Fort Miles Historical Association says with new gun parts set to arrive Thursday, Oct. 23, the association will soon begin work to complete its display of a 16-inch gun that stood on the deck of a battleship during World War II.

The centerpiece of the display is a 16-inch gun barrel that served as a backdrop of Japanese surrender to end the war Sept. 2,1945, on board the USS Missouri. The association saved the barrel from the scrapheap in April 2012, when it was moved to Fort Miles from St. Julien’s Creek Annex of Norfolk Naval Base in Virginia by barge and rail.

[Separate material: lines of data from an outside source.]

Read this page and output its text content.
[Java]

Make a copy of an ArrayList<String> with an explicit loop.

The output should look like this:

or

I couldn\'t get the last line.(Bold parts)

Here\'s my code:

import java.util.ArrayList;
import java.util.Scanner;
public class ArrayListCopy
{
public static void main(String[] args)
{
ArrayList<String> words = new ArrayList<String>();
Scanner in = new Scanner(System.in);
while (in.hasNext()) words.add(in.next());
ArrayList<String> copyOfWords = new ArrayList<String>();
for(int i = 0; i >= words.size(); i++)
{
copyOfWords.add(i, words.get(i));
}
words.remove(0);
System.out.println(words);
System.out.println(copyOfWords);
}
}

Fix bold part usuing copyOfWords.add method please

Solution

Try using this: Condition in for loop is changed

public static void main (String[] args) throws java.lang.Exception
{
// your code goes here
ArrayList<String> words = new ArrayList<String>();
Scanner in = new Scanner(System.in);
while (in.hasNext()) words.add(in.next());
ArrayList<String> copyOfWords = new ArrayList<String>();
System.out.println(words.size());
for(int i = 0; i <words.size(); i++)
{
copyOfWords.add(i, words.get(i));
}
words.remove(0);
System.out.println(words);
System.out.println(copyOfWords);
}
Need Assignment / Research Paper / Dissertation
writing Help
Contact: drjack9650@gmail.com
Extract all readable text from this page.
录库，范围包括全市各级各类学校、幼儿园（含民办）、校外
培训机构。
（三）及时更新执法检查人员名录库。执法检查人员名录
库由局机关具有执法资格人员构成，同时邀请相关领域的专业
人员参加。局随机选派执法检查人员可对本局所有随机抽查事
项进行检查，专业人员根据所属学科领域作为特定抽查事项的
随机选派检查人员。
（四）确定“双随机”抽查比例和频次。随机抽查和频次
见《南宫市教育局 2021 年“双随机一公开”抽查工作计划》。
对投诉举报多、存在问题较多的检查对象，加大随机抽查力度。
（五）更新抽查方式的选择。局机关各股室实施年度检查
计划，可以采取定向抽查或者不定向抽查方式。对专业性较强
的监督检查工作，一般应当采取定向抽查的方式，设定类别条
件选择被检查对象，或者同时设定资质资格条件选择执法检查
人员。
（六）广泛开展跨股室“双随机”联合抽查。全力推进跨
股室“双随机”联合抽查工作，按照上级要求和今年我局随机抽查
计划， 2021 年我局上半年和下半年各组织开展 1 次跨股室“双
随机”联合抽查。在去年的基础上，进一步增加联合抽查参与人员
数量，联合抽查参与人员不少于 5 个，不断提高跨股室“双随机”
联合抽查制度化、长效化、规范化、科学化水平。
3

Earlier this month, Oct. 3-4, Lockwood Brothers moved the gun’s 90,000-pound girder, or base; a 70,000-pound slide; a 38,500-pound yoke; and other parts from two range areas at the Naval Surface Warfare Center, Dahlgren Division, in Virginia, to a nearby field where they can be more easily accessed for transport to Fort Miles.

The Hampton, Va., company plans to load the parts on truck trailers Oct. 21, drive them to Delaware Wednesday, Oct. 22, and unload the parts at Fort Miles Thursday, Oct. 23, said Dan Clark of Lockwood Brothers. A detailed plan of times and routes has not been finalized, he said.

Association President Gary D. Wray said the parts’ arrival culminates a three-year effort. “We’ve been looking forward to getting all the parts here since before the 16-inch barrel arrived,” he said. “This completes the set.”

The gun parts include a 17.5-inch-thick slab of armor plate that was penetrated by a 2,700-pound armor-piercing projectile fired from a 16-inch gun. This armor plate will show fort visitors the destructive power of the weapon, Wray said.

Fort Miles housed two 16-inch guns, two 12-inch guns and smaller weapons during World War II to defend Delaware’s coast and vital industry in Philadelphia from enemy surface ships. The U.S. Army scrapped the fort’s guns after the war.

The association wanted one of each kind of gun that had been on site at the fort during WWII and has borrowed examples from the Navy, including at 12-inch gun from the USS Wyoming that is in the fort's Battery 519.

Once the gun parts arrive, association volunteers will remove decades of rust. The clean parts will be painted and assembled into a static display facing New Jersey, near the entrance of the World War II museum that is planned for the fort.

“Our work is just beginning,” Wray said. “We have many hours of restoration ahead of us. We can use more volunteers, and we can use more funds to complete this job.”